Le propos développé consiste à considérer le Centre Civique dans ses dimensions politiques, historiques, culturelles et esthétiques, comme étant un objet que nous plaçons au coeur d’une tension entre d’une part un projet politique et d’autre part une société, une ville et ses habitants. Le premier volet a considéré la perspective du politique à travers le prisme de la construction, non pas uniquement à travers le projet de la construction mais bien à travers la mise en oeuvre et le processus qui l’ont rendue cette possible. Or il y a le deuxième pôle de cet objet ou, selon notre terminologie, le deuxième axe de tension qui nécessite lui aussi une attention toute similaire à celle que nous avons portée au processus de construction. Dans ce cas précis, il ne peut y avoir construction sans destruction au préalable. Le versant de la destruction concerne ce qui a été détruit - les quartiers, les édifices publics et religieux, les maisons ou immeubles, la structure urbanistique . Mais au-delà, il y a les individus, les « démolis » ou « déménagés », selon le terme qu’ils utilisent pour se désigner. La destruction est au coeur de ce deuxième volet qui, dans le processus, a une valeur identique à celle de la construction et participe à même hauteur à l’histoire de l’édification de l’ensemble. L’existence de l’objet « Centre Civique » n’est que le fruit de cette tension entre une construction et une destruction. Suivant la même démarche que pour la construction, l’ethnographie de la destruction s’attache à comprendre le Centre Civique à partir du récit des « déménagés ».

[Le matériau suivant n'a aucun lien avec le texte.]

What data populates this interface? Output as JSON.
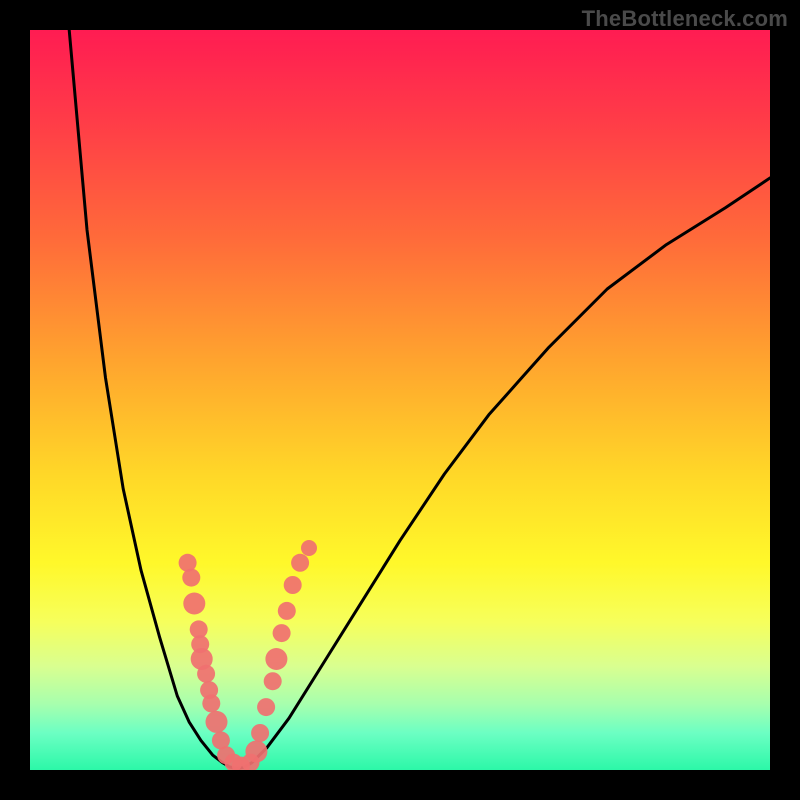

La tension à partir de laquelle j’essaye de comprendre le Centre Civique n’est pas seulement une vision de l’esprit ou une rhétorique intellectuelle dont le seul but serait de construire un objet de recherche. Une partie de la ville de Bucarest en porte les marques architecturales et urbanistiques. Un simple détour dans le quartier du Centre Civique nous laisse entrevoir les axes de cette tension. La perspective de l’Avenue de la Victoire du Socialisme débouche irrémédiablement sur le monumental Palais du Peuple, mais les interstices des portiques - éléments inclus dans l’architecture des immeubles - laissent entrevoir des éléments architecturaux qui ont échapper à la volonté uniformisante du projet. Il suffit de sortir de cette axe tracé, voie qui devait mener la Roumanie sur le chemin de la modernité, de passer derrière ces façades rectilignes pour découvrir l’envers du « décor ». Des îlots formés d’anciens immeubles, de maisons de style cubiste ou roumain, de petites rues ou ruelles, des jardins, des églises déplacées, les restes des monastères détruits qui sont pris en étau dans les nouveaux groupes d’immeubles. Le contraste est saisissant entre l’ensemble architectural d’une dimension monumentale suivant un certain ordre urbain et esthétique et ce que cette architecture cache : l’ancien ordre, plus chaotique, moins entretenu mais indubitablement plus vivant au regard d’une comparaison rapide sur la fréquentation des espaces. De ses situations urbaines naissent des métaphores sur l’envers et l’endroit215 d’une ville mais dans le cas de Bucarest, la métaphore se vit au quotidien lorsque l’on déambule dans le quartier du Centre Civique. L’inachèvement général et l’absence d’un plan général provoquent des passages entre l’ancien pas encore détruit et le nouveau pas encore terminé. Au hasard d’un trajet sur l’avenue de la Victoire du Socialisme, se profile le reste de ce que furent les anciens quartiers. A chacun de passer d’un univers à l’autre en empruntant ces passages.
Les images urbaines s’entrechoquent, se mélangent donnant à voir le double visage d’une réalité urbaine. Aussi les mots : je me souviens de ma première rencontre avec le directeur d’un institut de construction qui, lorsque nous parlions de la construction, me révéla qu’il avait été « déménagé » lui-même, ayant à vivre au quotidien les deux faces de la même histoire.
Cette thématique a fait l’objet d’une proposition de recherche de la part d’un groupe de jeunes architectes lyonnais dans le cadre d’un programme intitulé « l’envers des villes », AFAA (Association Française d’Action Artistique). « »Si l’envers et l’endroit sont issus d’une même entité, la force de l’un peut anéantir ou au contraire renforcer l’existence de l’autre. Cependant, ces deux notions peuvent se lire différemment selon la perception, le vécu de l’observateur, ses codes de représentation. La présence de nombreuses franges vides entre la place Iulia et le Palais du Parlement marque d’autant plus fortement cette dualité entre l’axe, espace public majeur, représentatif du pouvoir et les coeurs d’îlots à travers lesquels transparaît, par le biais d’un tissu plus ancien une richesse historique et culturelle ».